Bea Cukai Batam Musnahkan Barang Bekas Selundupan Senilai Rp 3 Miliar

Pemusnahan BMMN dari 2014-2023 oleh Bea Cukai Batam. (Foto: ist)

AlurNews.com – Bea Cukai Batam, Kepulauan Riau, melaksanakan pemusnahan Barang yang Menjadi Milik Negara (BMMN) hasil dari penindakan yang telah dilakukan pada 2014-2023.

Proses pemusnahan dilaksanakan di PT Desa Air Cargo, pada Kamis (14/9). Barang yang dimusnahkan meliputi elektronik, pakaian bekas, kasur bekas, perabotan rumah tangga hingga sparepart mesin kendaraan.

“Pemusnahan kali ini merupakan pemusnahan sebagian barang hasil penindakan Bea Cukai Batam dari tahun 2014 hingga 2023 dengan nilai barang yang dimusnahakan diperkirakan mencapai Rp 3.130.744.809,” kata Kepala Bea Cukai Batam, Ambang Priyonggo.

Pemusnahan BMMN tersebut dilakukan dengan cara dibakar menggunakan mesin incinerator dan dihancurkan dengan mesin penghancur, baik mesin shredding, crushing serta pressing.
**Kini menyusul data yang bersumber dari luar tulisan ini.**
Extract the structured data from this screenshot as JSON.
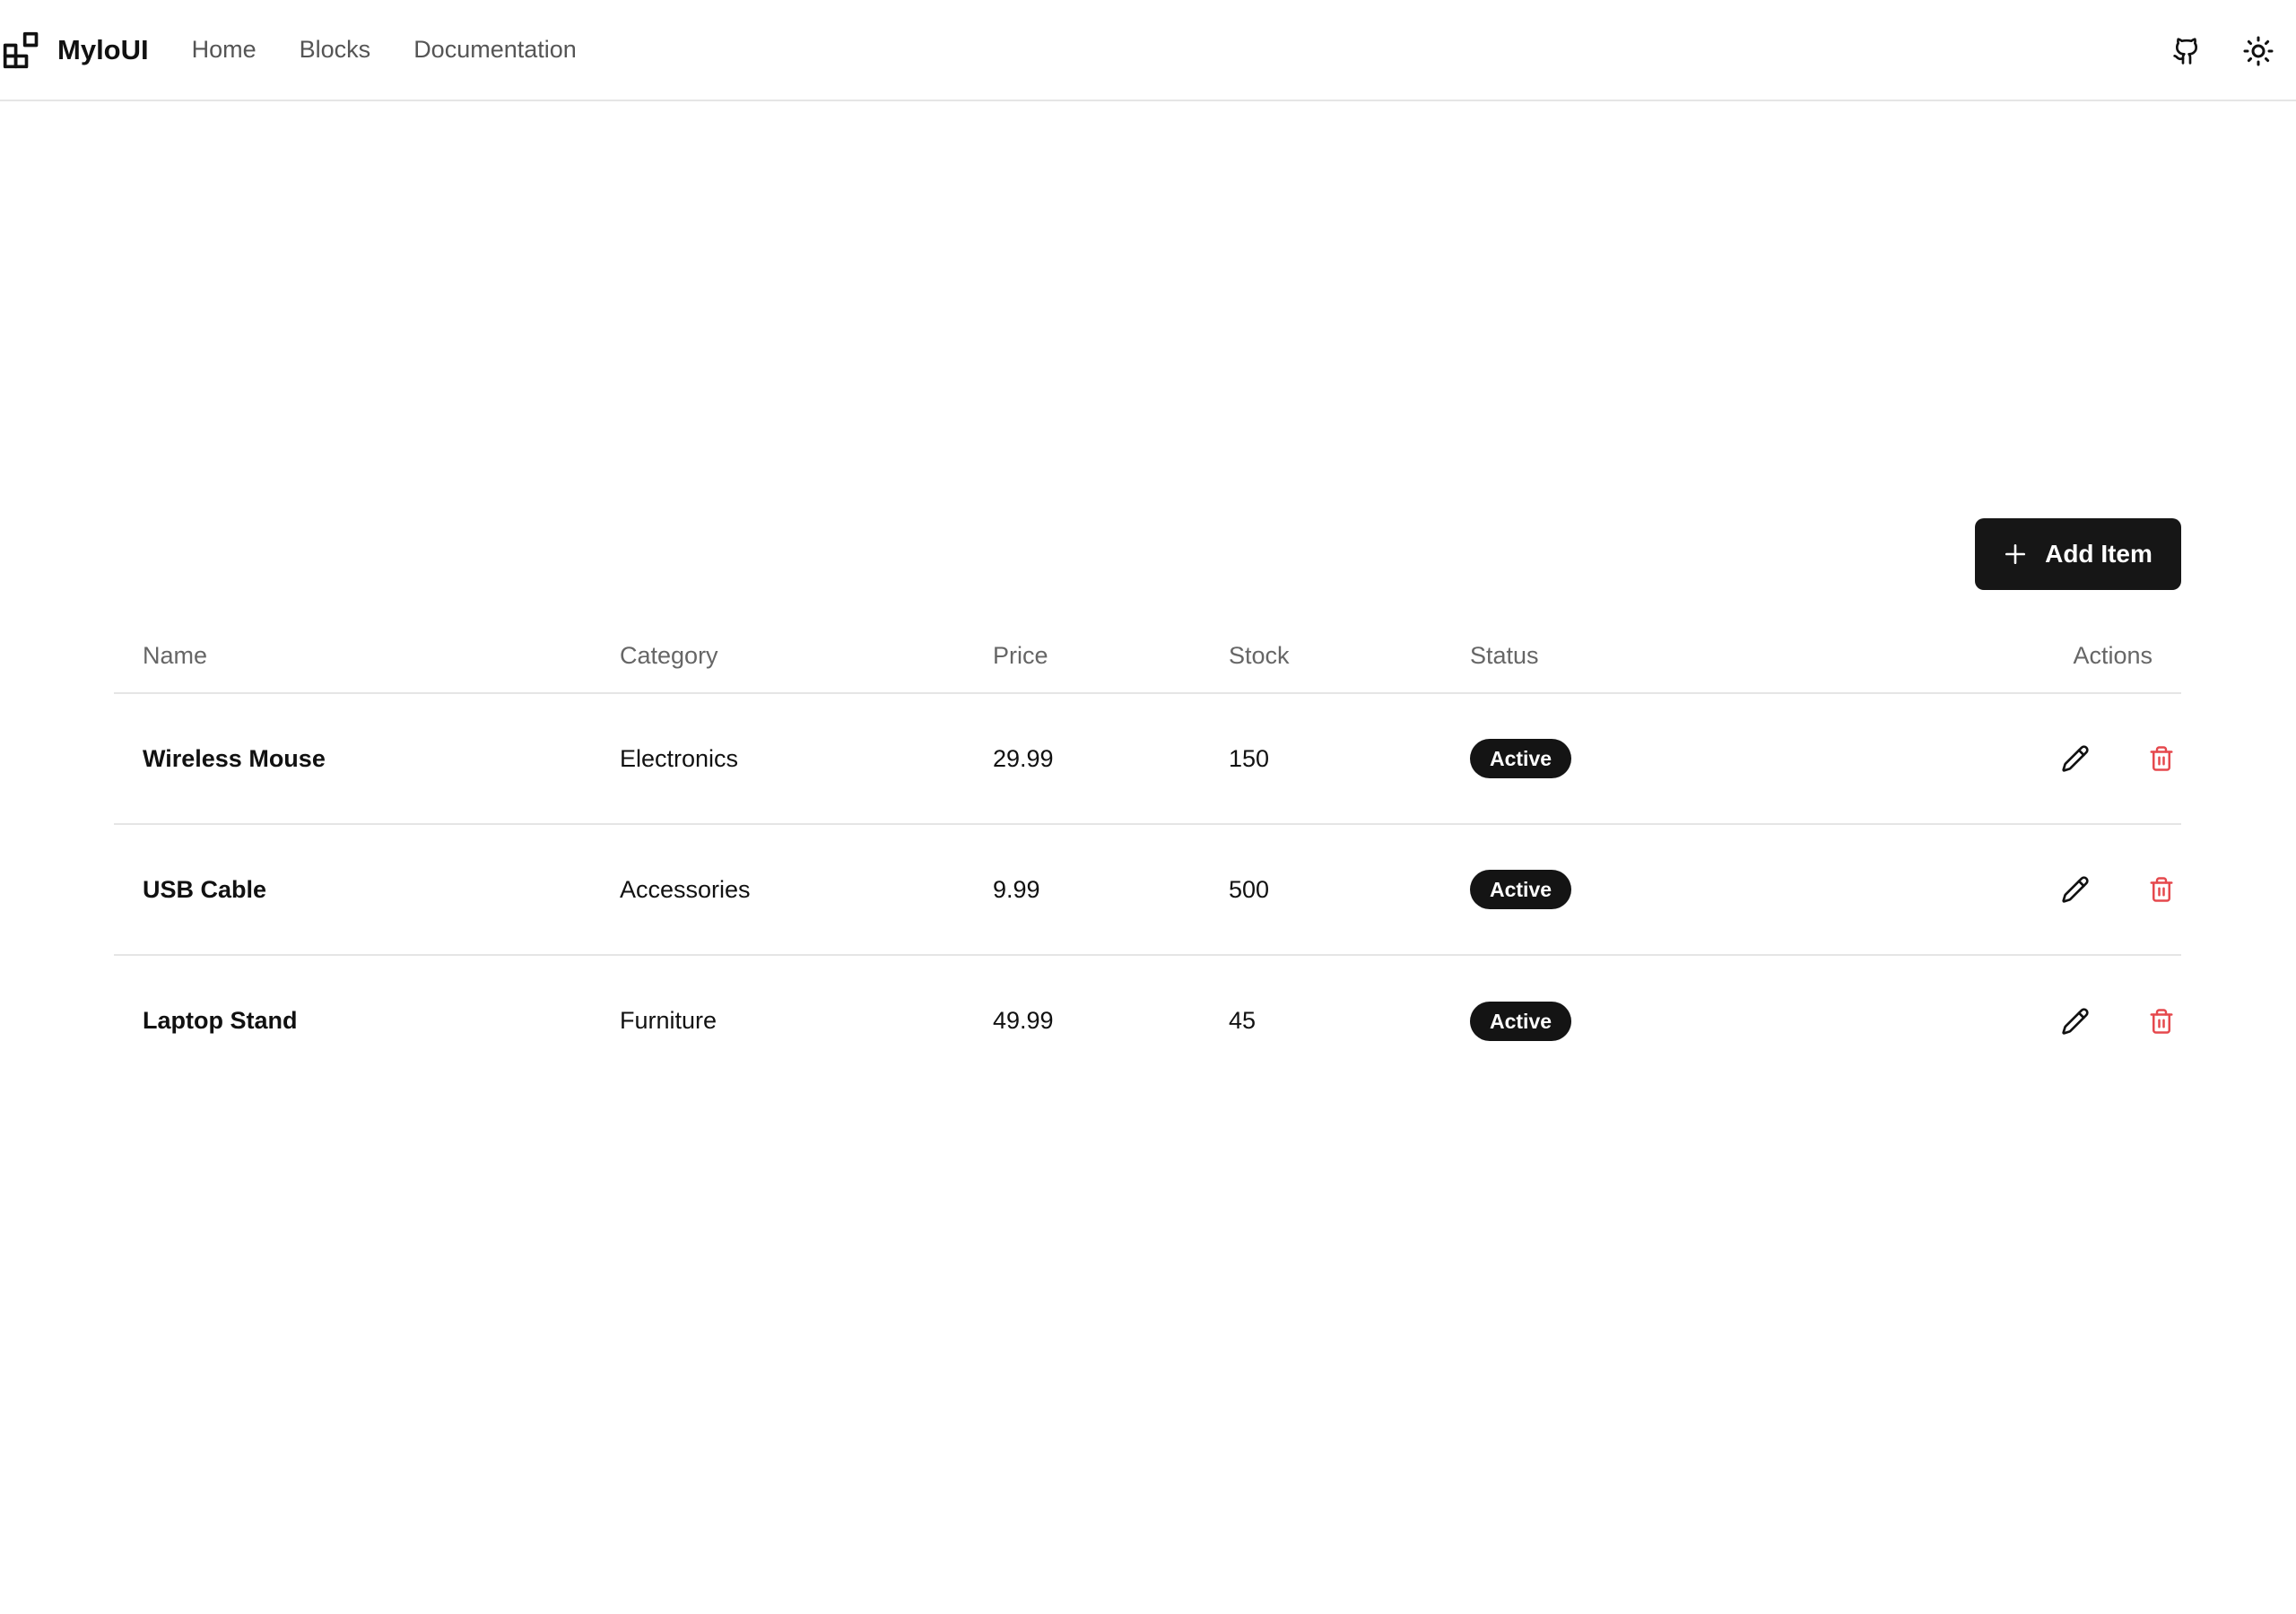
{
  "header": {
    "brand": "MyloUI",
    "nav": [
      {
        "label": "Home"
      },
      {
        "label": "Blocks"
      },
      {
        "label": "Documentation"
      }
    ],
    "icons": {
      "logo": "blocks-icon",
      "github": "github-icon",
      "theme": "sun-icon"
    }
  },
  "toolbar": {
    "add_label": "Add Item",
    "add_icon": "plus-icon"
  },
  "table": {
    "columns": [
      "Name",
      "Category",
      "Price",
      "Stock",
      "Status",
      "Actions"
    ],
    "rows": [
      {
        "name": "Wireless Mouse",
        "category": "Electronics",
        "price": "29.99",
        "stock": "150",
        "status": "Active"
      },
      {
        "name": "USB Cable",
        "category": "Accessories",
        "price": "9.99",
        "stock": "500",
        "status": "Active"
      },
      {
        "name": "Laptop Stand",
        "category": "Furniture",
        "price": "49.99",
        "stock": "45",
        "status": "Active"
      }
    ],
    "action_icons": {
      "edit": "pencil-icon",
      "delete": "trash-icon"
    }
  },
  "colors": {
    "primary": "#161616",
    "danger": "#e5484d",
    "muted_text": "#666666",
    "border": "#e5e5e5"
  }
}
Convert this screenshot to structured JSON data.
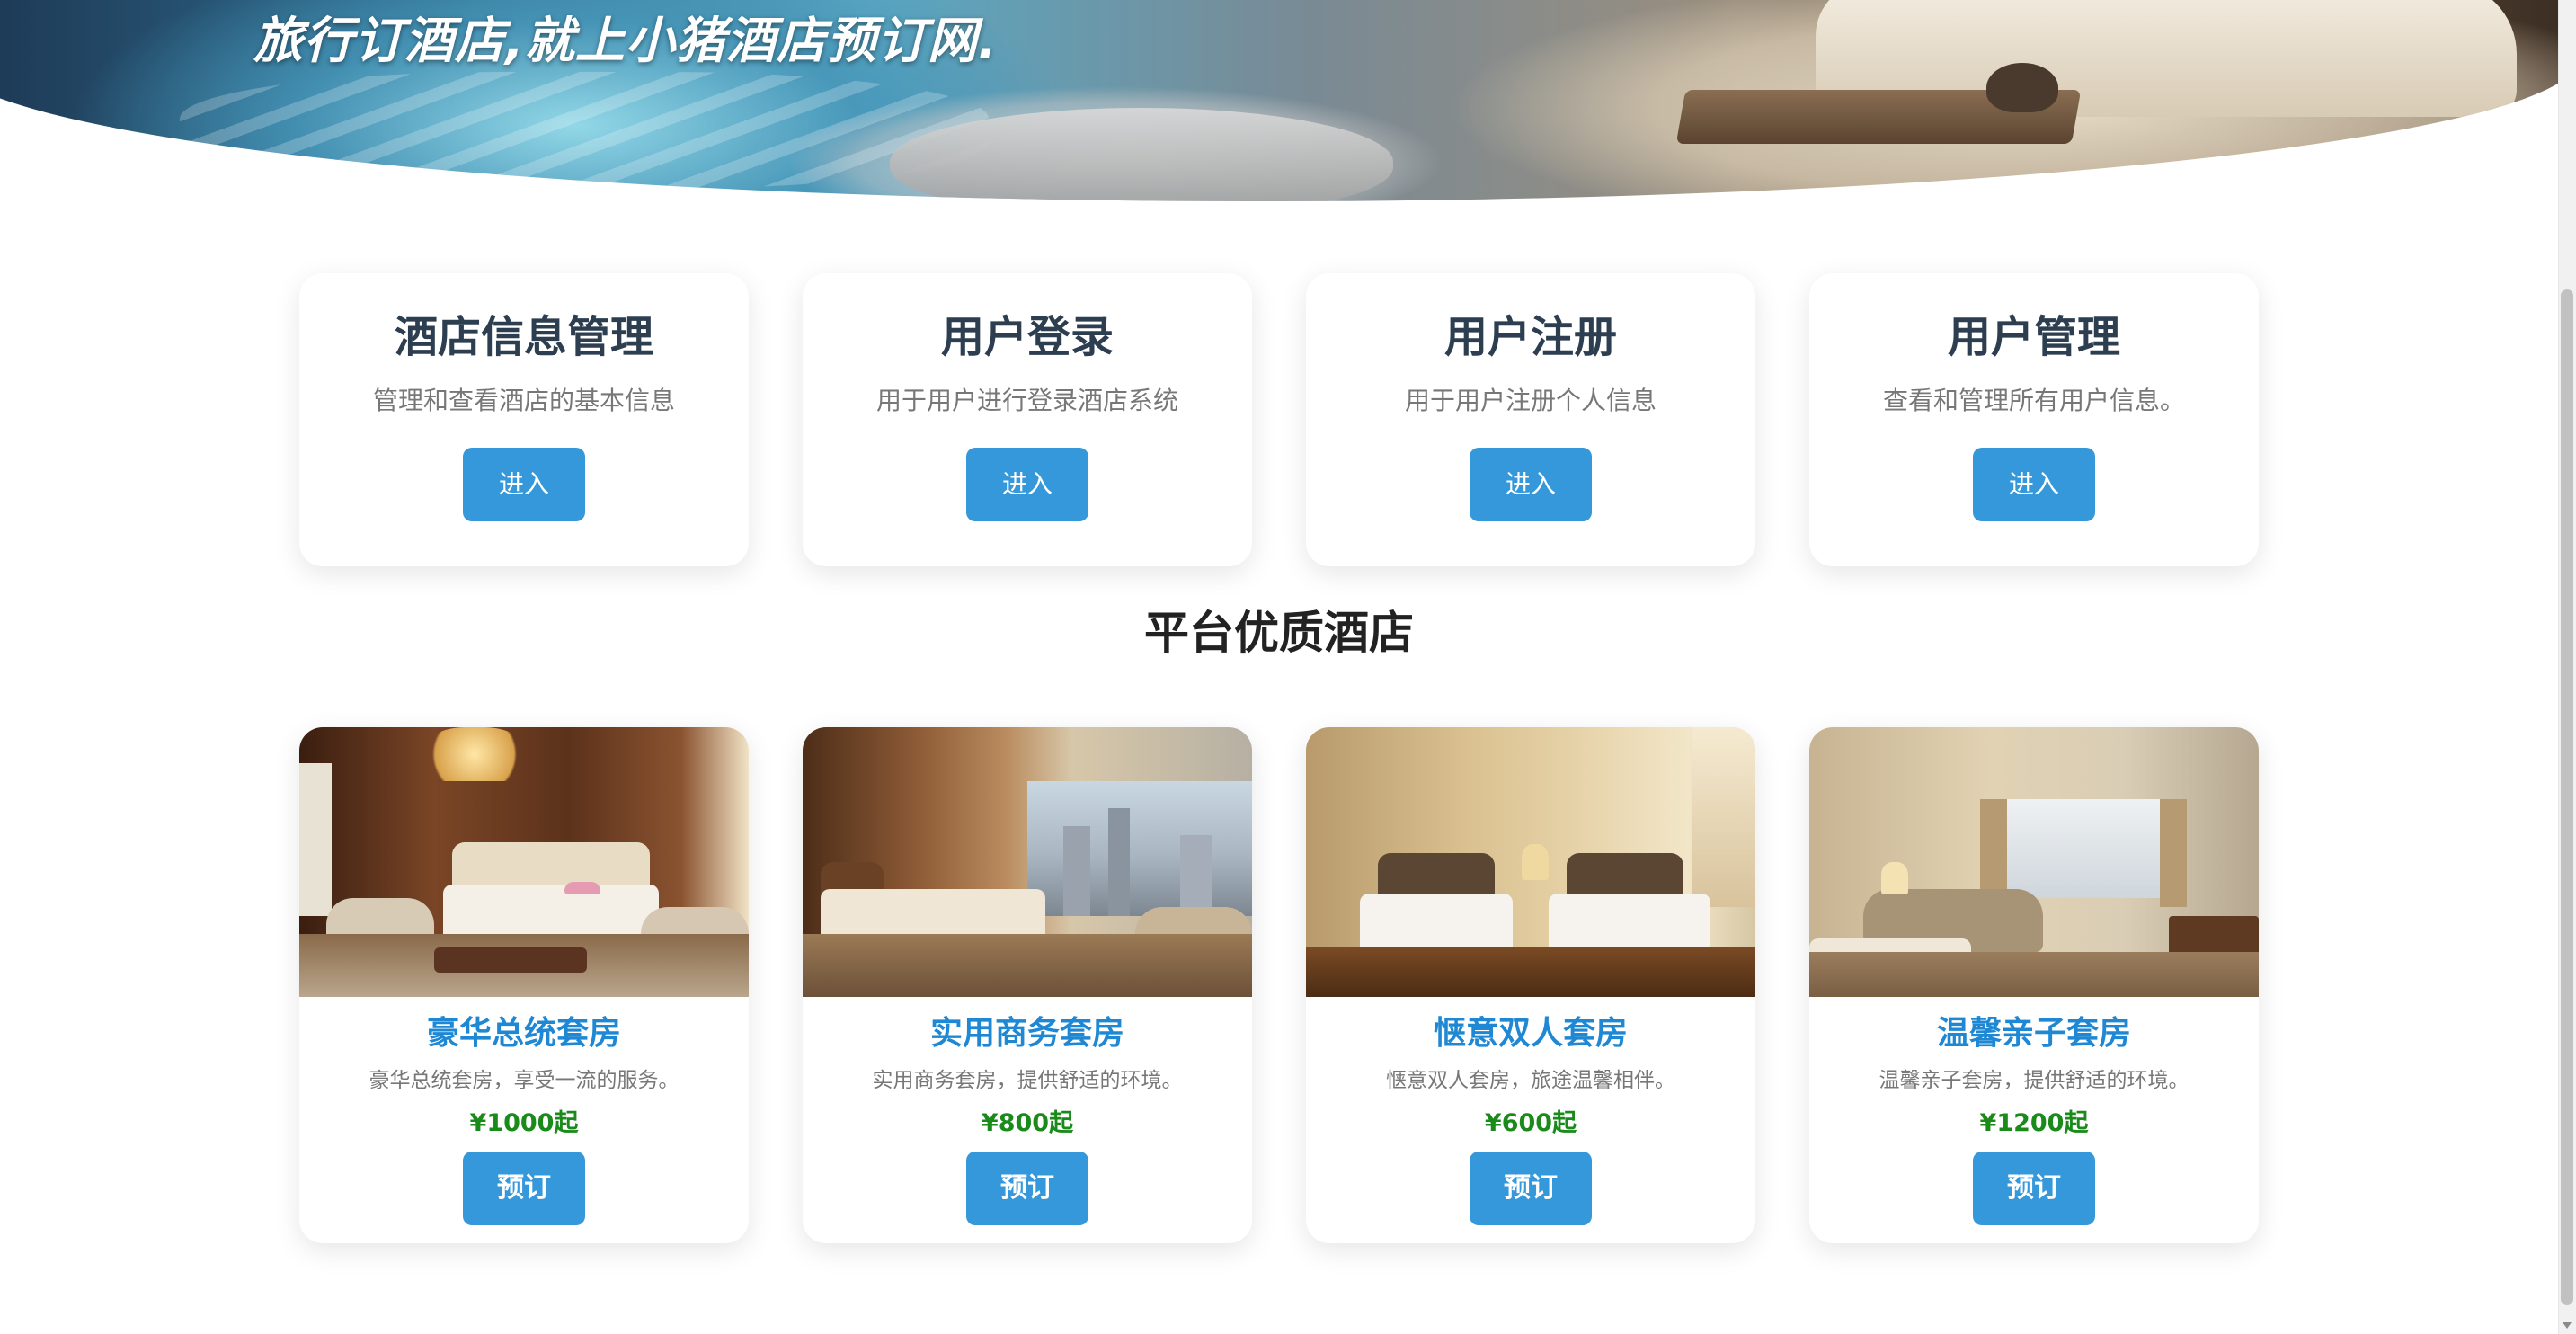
{
  "hero": {
    "title": "旅行订酒店,就上小猪酒店预订网."
  },
  "features": [
    {
      "title": "酒店信息管理",
      "desc": "管理和查看酒店的基本信息",
      "button": "进入"
    },
    {
      "title": "用户登录",
      "desc": "用于用户进行登录酒店系统",
      "button": "进入"
    },
    {
      "title": "用户注册",
      "desc": "用于用户注册个人信息",
      "button": "进入"
    },
    {
      "title": "用户管理",
      "desc": "查看和管理所有用户信息。",
      "button": "进入"
    }
  ],
  "hotels_section": {
    "title": "平台优质酒店"
  },
  "hotels": [
    {
      "name": "豪华总统套房",
      "desc": "豪华总统套房，享受一流的服务。",
      "price": "¥1000起",
      "button": "预订"
    },
    {
      "name": "实用商务套房",
      "desc": "实用商务套房，提供舒适的环境。",
      "price": "¥800起",
      "button": "预订"
    },
    {
      "name": "惬意双人套房",
      "desc": "惬意双人套房，旅途温馨相伴。",
      "price": "¥600起",
      "button": "预订"
    },
    {
      "name": "温馨亲子套房",
      "desc": "温馨亲子套房，提供舒适的环境。",
      "price": "¥1200起",
      "button": "预订"
    }
  ],
  "colors": {
    "primary_button": "#3498db",
    "hotel_name": "#1e88d4",
    "price": "#1a8a1a",
    "heading": "#2c3e50"
  }
}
BMMN tersebut telah mendapatkan keputusan dari Menteri Keuangan untuk dimusnahkan. Pemusnahan barang itu merupakan kegiatan yang rutin dilakukan yang bertujuan untuk menghilangkan fungsi utama dari barang agar tidak bisa lagi dimanfaatkan oleh siapapun.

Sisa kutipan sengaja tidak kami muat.